From “Should You Use A White Or Black Background For Music Websites?”:
Usually, the color scheme influences over how long people will stay on your website. It is said that dark fonts on the light background are more comfortable to read than light fonts on the dark background. There is a detailed explanation why, but that’s not an issue now. Just state that white is the most soothing color to the eyes. As for images and colors, they also look much better against a white background.

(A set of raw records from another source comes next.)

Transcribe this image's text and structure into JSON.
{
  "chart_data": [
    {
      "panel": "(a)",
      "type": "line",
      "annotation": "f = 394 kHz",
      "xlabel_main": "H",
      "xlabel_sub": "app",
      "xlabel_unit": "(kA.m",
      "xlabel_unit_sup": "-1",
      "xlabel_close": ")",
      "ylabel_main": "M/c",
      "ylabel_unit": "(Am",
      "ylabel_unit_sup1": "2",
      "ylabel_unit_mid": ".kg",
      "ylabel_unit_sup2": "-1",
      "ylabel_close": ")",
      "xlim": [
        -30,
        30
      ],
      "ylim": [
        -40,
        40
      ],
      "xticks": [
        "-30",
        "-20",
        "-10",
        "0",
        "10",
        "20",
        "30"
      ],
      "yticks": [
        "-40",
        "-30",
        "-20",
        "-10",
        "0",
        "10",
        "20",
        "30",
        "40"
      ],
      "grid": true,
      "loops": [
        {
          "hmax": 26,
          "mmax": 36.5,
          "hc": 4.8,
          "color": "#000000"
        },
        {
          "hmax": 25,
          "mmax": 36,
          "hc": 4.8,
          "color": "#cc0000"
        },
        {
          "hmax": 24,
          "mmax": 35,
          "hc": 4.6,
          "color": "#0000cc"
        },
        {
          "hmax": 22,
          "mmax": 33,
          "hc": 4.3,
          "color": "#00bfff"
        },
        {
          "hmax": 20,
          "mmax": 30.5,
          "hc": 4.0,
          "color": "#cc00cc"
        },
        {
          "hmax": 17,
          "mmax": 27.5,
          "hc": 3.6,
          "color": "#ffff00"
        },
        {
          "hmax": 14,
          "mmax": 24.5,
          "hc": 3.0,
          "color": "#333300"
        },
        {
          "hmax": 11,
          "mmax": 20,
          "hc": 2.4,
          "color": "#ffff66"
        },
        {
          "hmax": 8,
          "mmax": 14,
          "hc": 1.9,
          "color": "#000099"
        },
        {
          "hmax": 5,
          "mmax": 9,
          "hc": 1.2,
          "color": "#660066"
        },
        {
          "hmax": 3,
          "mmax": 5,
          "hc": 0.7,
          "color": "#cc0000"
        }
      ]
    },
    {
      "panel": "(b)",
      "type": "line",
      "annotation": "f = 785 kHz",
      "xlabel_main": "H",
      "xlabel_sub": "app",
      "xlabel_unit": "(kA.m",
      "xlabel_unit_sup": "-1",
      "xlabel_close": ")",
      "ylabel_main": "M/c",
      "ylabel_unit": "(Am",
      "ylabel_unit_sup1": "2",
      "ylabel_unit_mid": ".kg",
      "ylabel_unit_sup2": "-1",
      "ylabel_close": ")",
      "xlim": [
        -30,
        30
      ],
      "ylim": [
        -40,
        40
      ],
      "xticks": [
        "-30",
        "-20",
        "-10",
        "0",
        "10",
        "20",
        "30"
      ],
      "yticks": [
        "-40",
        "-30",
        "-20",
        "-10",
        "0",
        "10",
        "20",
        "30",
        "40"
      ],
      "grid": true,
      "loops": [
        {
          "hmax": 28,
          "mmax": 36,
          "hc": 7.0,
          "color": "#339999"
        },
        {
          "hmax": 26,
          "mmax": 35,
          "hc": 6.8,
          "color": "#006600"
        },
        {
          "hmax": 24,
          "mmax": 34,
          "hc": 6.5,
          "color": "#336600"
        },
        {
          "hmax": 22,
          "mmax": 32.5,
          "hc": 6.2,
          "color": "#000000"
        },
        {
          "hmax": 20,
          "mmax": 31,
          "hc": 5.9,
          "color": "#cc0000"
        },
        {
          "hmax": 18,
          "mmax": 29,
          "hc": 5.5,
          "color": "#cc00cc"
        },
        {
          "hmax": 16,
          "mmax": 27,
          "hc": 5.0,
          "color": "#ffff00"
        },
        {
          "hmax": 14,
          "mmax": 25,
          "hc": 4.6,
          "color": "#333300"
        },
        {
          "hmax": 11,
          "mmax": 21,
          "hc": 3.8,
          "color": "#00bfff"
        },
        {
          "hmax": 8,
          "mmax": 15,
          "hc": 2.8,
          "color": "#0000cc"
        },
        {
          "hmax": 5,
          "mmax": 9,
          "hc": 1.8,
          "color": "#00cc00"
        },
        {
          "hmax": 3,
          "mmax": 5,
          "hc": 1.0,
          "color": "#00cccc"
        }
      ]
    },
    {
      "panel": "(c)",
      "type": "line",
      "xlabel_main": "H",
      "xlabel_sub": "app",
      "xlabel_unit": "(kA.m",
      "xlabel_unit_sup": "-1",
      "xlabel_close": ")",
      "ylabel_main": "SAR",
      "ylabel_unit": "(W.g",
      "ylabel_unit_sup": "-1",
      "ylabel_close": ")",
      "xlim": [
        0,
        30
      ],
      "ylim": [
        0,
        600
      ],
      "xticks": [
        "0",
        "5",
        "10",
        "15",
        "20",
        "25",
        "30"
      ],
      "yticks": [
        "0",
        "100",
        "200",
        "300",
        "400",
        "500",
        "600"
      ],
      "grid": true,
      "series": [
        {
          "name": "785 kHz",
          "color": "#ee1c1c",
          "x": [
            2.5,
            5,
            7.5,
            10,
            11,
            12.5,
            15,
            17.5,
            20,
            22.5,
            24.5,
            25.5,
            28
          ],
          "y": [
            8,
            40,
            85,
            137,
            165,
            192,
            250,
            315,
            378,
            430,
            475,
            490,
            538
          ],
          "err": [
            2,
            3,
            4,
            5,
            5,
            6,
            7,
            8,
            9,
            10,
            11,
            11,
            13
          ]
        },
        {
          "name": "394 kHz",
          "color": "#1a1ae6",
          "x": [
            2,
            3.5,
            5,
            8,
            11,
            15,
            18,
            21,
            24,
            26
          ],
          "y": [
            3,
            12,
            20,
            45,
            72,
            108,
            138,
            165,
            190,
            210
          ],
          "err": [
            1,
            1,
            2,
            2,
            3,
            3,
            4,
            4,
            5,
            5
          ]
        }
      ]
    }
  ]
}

It makes them look brighter and more colorful.
I tried to comment there, but their captcha wasn’t working, so here’s basically what I tried to post there.

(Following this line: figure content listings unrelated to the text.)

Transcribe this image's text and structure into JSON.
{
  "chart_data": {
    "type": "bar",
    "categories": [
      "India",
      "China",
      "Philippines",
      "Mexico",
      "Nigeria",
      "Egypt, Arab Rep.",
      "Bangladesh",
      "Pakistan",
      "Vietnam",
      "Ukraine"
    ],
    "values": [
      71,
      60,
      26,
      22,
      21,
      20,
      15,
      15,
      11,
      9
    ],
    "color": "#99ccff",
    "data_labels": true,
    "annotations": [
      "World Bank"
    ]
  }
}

As a web designer and musician, I looked into this issue years ago, and I put a lot of care into my resulting decisions.
On paper (yeah, play on words apologetically intended), dark text on white paper is indeed apparently more comfortable for the reader (that’s why paper is usually white).
However, a monitor is a light, so why would anyone want the brightest part of a website to be the background color?
Images on a monitor look way better on a dark background, because they pop out without the distracting white light surrounding them. It’s the same principle that leads to movies being watched with the lights turned off.
As for reading comfort, I find the right combination of light text on a dark background to be a hint more comfortable for reading (even long texts). Some people (maybe even most) disagree, but I assume that’s due to being familiar with dark text on a light background, so the oddity and adaptation problem becomes the distracting discomfort (not the visual information itself).
Regardless of dark or light background color, it’s most important to have a sufficiently strong contrast between the text and background colors.
I use a dark or light background color for any given website, but never a white one (I prefer basically more of a beige to soften background intensity), and never black text on a light background color (I like a hint of dark blue or brown for interest, while preferring some kind of green as a link color when it doesn’t clash with the remaining color palette, simply because green psychologically usually means go).
At my journal, I block quote sources with a dark background, while I author my literary expressions upon a light background. No complaints so far, but I sure appreciate any mutually constructive feedback, because I’m curious about the potentially jarring back and forth of that otherwise intentionally nice contrast of expression.